To recover a workload to a previous state, you can use point-in-time or stored instances. To avoid the automatic retention of point-in-time instances, you can store particular point-in-time instances. The stored instances do not change and you can use them to recover the workload to the stored instance, regardless of the overall retention period of the point-in-time instances.

VMware Cloud Director Availability supports two types of instances to which any workload can be recovered:

Point-in-time instances
The point-in-time instances are retained and automatically rotated during the lifespan of the replication.

VMware Cloud Director Availability automatically retains a configurable number of the last point-in-time instances and allows the workload to be recovered to any one of them.

Stored instances
The automatic retention does not affect the stored instances.

After manually storing an instance, the stored instance remains unchanged and if the replication is still active, the workload can be recovered to that stored instance.

Any replication can have both stored instances and point-in-time instances, depending on the number of allowed stored and point-in-time instances by the policy.

The automatic retention of a point-in-time instance can be bypassed by storing it. VMware Cloud Director Availability retains the stored instance until it is no longer marked as stored or until it is manually deleted. Any stored instance, without the latest one can be deleted.

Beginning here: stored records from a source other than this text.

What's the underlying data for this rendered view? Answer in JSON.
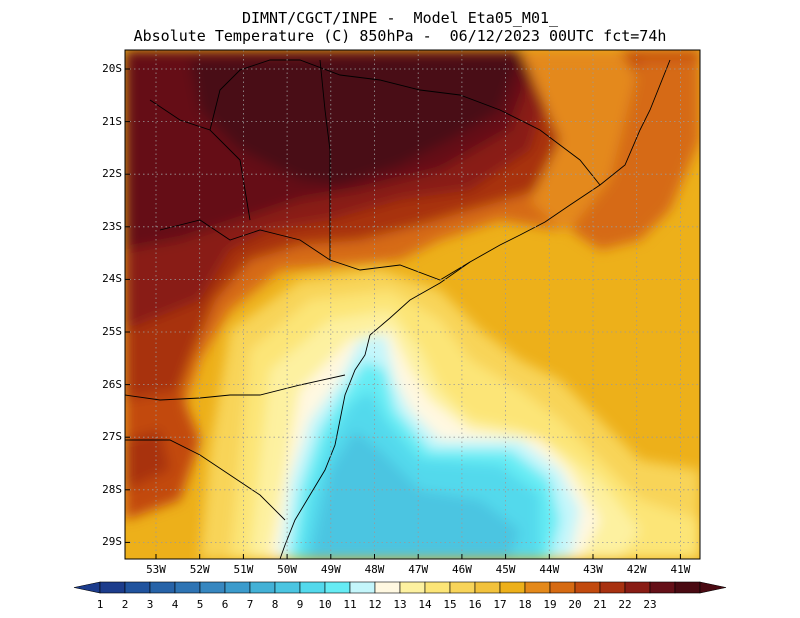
{
  "title": {
    "line1": "DIMNT/CGCT/INPE -  Model Eta05_M01_",
    "line2": "Absolute Temperature (C) 850hPa -  06/12/2023 00UTC fct=74h"
  },
  "map": {
    "lat_labels": [
      "20S",
      "21S",
      "22S",
      "23S",
      "24S",
      "25S",
      "26S",
      "27S",
      "28S",
      "29S"
    ],
    "lon_labels": [
      "53W",
      "52W",
      "51W",
      "50W",
      "49W",
      "48W",
      "47W",
      "46W",
      "45W",
      "44W",
      "43W",
      "42W",
      "41W"
    ]
  },
  "colorbar": {
    "labels": [
      "1",
      "2",
      "3",
      "4",
      "5",
      "6",
      "7",
      "8",
      "9",
      "10",
      "11",
      "12",
      "13",
      "14",
      "15",
      "16",
      "17",
      "18",
      "19",
      "20",
      "21",
      "22",
      "23"
    ],
    "colors": [
      "#1c3c8c",
      "#20539e",
      "#2763a8",
      "#2e74b4",
      "#3787c0",
      "#3b9bcc",
      "#43b1d6",
      "#4bc5e1",
      "#53d9ec",
      "#66ecf4",
      "#c4f6fb",
      "#fff8e1",
      "#fdf1a0",
      "#fce577",
      "#f8d459",
      "#f2c23c",
      "#edb01a",
      "#e4891a",
      "#d66a12",
      "#c24a0e",
      "#a83110",
      "#891c14",
      "#651018",
      "#4a0a12"
    ],
    "under_color": "#1c3c8c",
    "over_color": "#4a0a12"
  }
}
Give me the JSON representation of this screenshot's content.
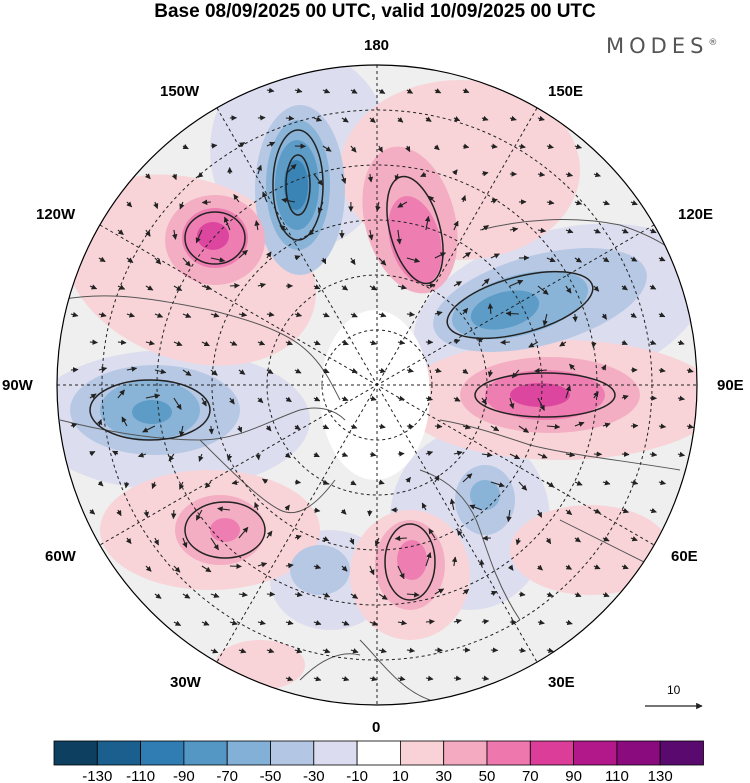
{
  "title": "Base 08/09/2025 00 UTC, valid 10/09/2025 00 UTC",
  "brand": "MODES",
  "brand_mark": "®",
  "longitudes": {
    "lon_180": "180",
    "lon_150e": "150E",
    "lon_120e": "120E",
    "lon_90e": "90E",
    "lon_60e": "60E",
    "lon_30e": "30E",
    "lon_0": "0",
    "lon_30w": "30W",
    "lon_60w": "60W",
    "lon_90w": "90W",
    "lon_120w": "120W",
    "lon_150w": "150W"
  },
  "reference_vector": {
    "value": "10"
  },
  "colorbar": {
    "labels": [
      "-130",
      "-110",
      "-90",
      "-70",
      "-50",
      "-30",
      "-10",
      "10",
      "30",
      "50",
      "70",
      "90",
      "110",
      "130"
    ],
    "colors": [
      "#0c3f60",
      "#1a5f8e",
      "#2f7db2",
      "#5497c5",
      "#83b0d6",
      "#b3c6e3",
      "#dcdcf0",
      "#ffffff",
      "#f8d2d6",
      "#f4aac0",
      "#ee78ad",
      "#dc3d99",
      "#b3188a",
      "#8a0b7e",
      "#5a0a6e"
    ]
  },
  "colors": {
    "neutral_fill": "#efefef",
    "arrow": "#222222"
  }
}
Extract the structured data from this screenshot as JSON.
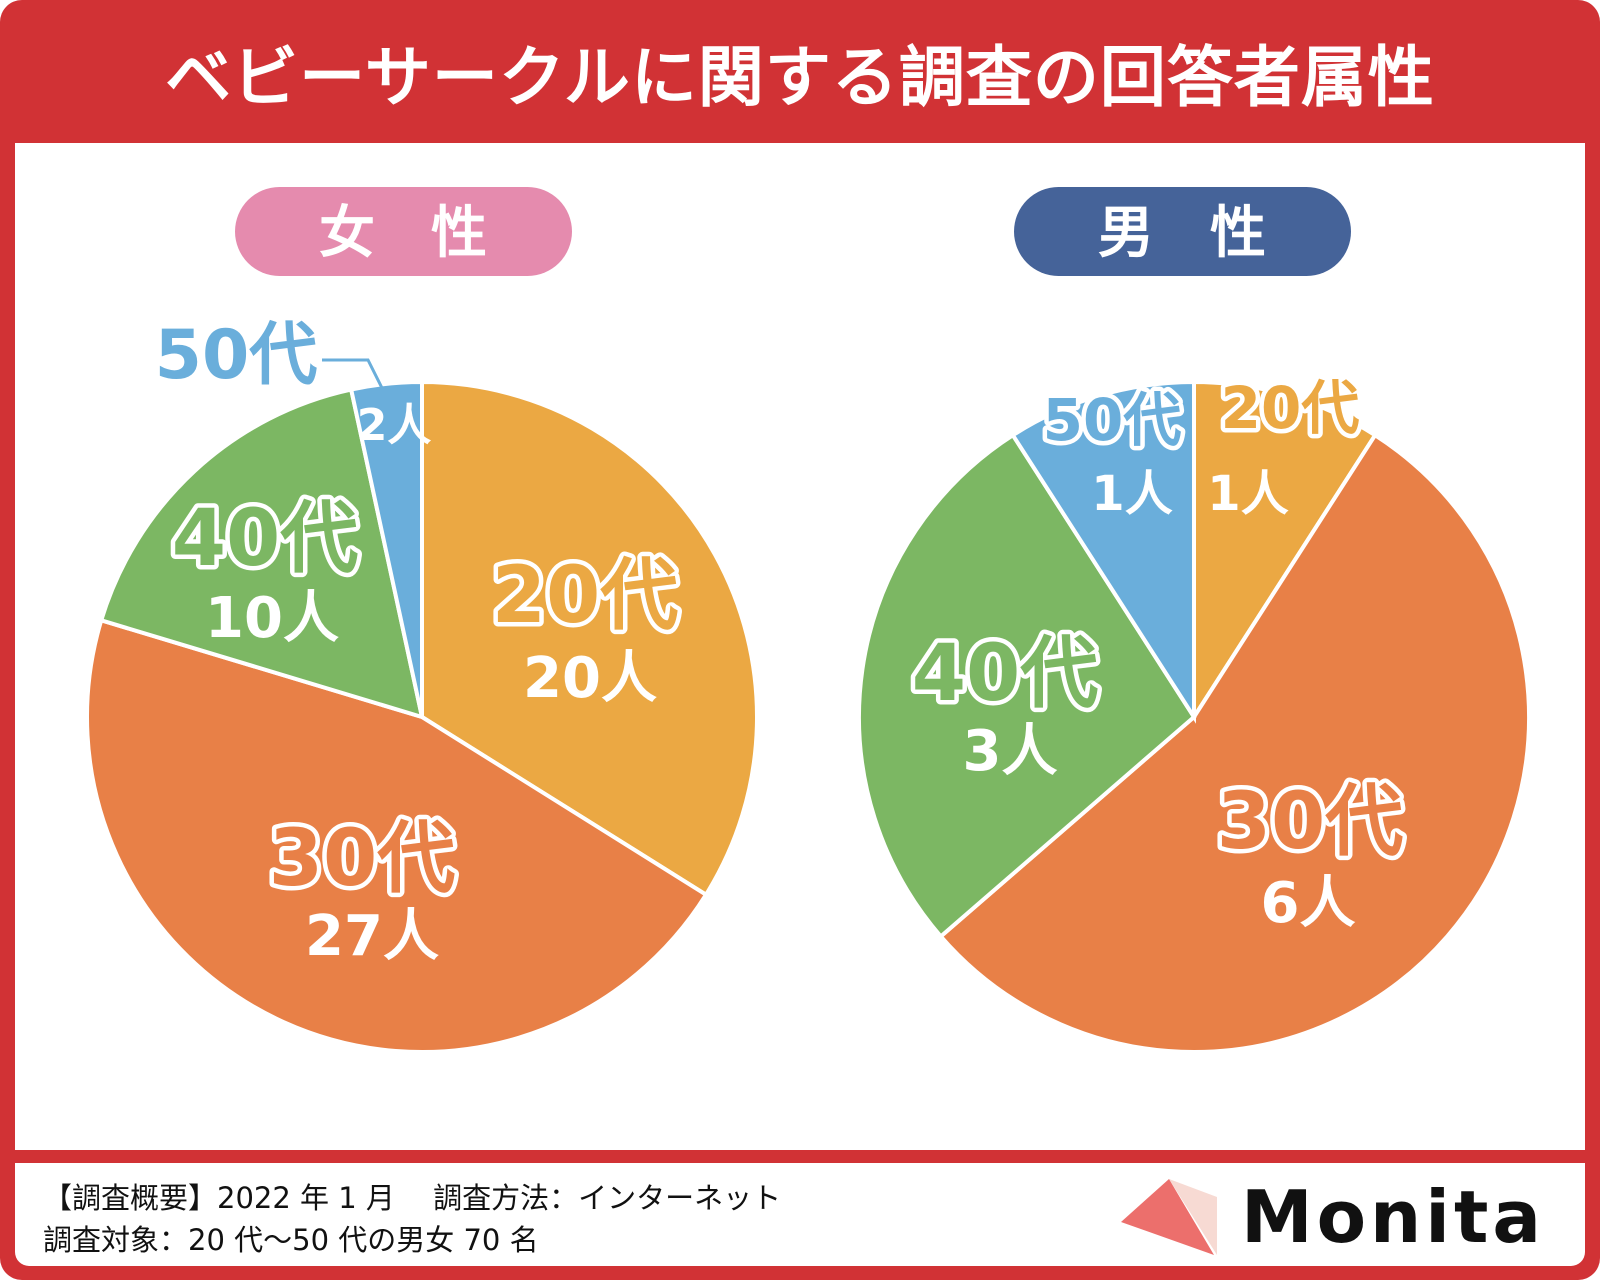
{
  "title": "ベビーサークルに関する調査の回答者属性",
  "colors": {
    "frame": "#D13235",
    "age20": "#EBA843",
    "age30": "#E88047",
    "age40": "#7CB763",
    "age50": "#6AAEDB",
    "female_pill": "#E58BAE",
    "male_pill": "#456399"
  },
  "chart_data": [
    {
      "type": "pie",
      "title": "女　性",
      "unit": "人",
      "categories": [
        "20代",
        "30代",
        "40代",
        "50代"
      ],
      "values": [
        20,
        27,
        10,
        2
      ],
      "labels": [
        "20代",
        "30代",
        "40代",
        "50代"
      ],
      "value_labels": [
        "20人",
        "27人",
        "10人",
        "2人"
      ]
    },
    {
      "type": "pie",
      "title": "男　性",
      "unit": "人",
      "categories": [
        "20代",
        "30代",
        "40代",
        "50代"
      ],
      "values": [
        1,
        6,
        3,
        1
      ],
      "labels": [
        "20代",
        "30代",
        "40代",
        "50代"
      ],
      "value_labels": [
        "1人",
        "6人",
        "3人",
        "1人"
      ]
    }
  ],
  "footer": {
    "line1": "【調査概要】2022 年 1 月　 調査方法：インターネット",
    "line2": "調査対象：20 代～50 代の男女 70 名",
    "logo": "Monita"
  }
}
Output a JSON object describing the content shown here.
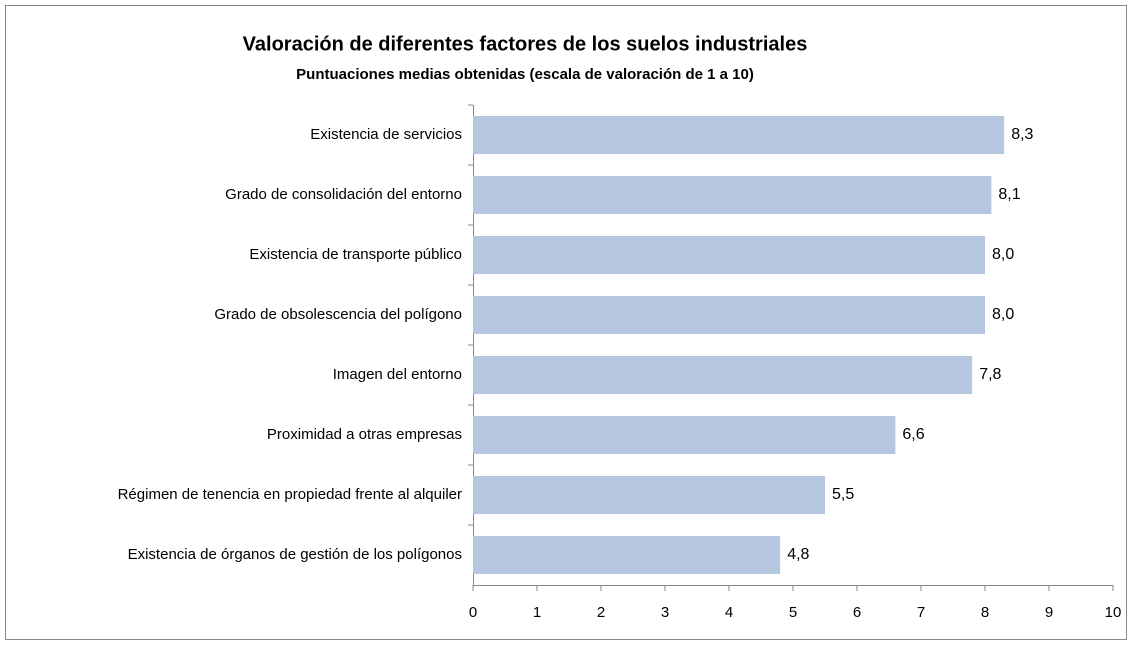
{
  "chart_data": {
    "type": "barh",
    "title": "Valoración de diferentes factores de los suelos industriales",
    "subtitle": "Puntuaciones medias obtenidas (escala de valoración de 1 a 10)",
    "categories": [
      "Existencia de servicios",
      "Grado de consolidación del entorno",
      "Existencia de transporte público",
      "Grado de obsolescencia del polígono",
      "Imagen del entorno",
      "Proximidad a otras empresas",
      "Régimen de tenencia en propiedad frente al alquiler",
      "Existencia de órganos de gestión de los polígonos"
    ],
    "values": [
      8.3,
      8.1,
      8.0,
      8.0,
      7.8,
      6.6,
      5.5,
      4.8
    ],
    "value_labels": [
      "8,3",
      "8,1",
      "8,0",
      "8,0",
      "7,8",
      "6,6",
      "5,5",
      "4,8"
    ],
    "color": "#b4c7de",
    "xlim": [
      0,
      10
    ],
    "xticks": [
      0,
      1,
      2,
      3,
      4,
      5,
      6,
      7,
      8,
      9,
      10
    ],
    "grid": false
  }
}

Note: After a test failover, the replication can have more stored instances than the policy allows for. Performing a test failover stores the current instance and stores all its parent instances, up to the base disk. Those stored instances no longer participate in the retention policy. After a test failover, the automatically created point-in-time instances continue to participate in the retention policy. After performing a test cleanup, the instances stored by the test failover are no longer stored and again start participating in the retention policy.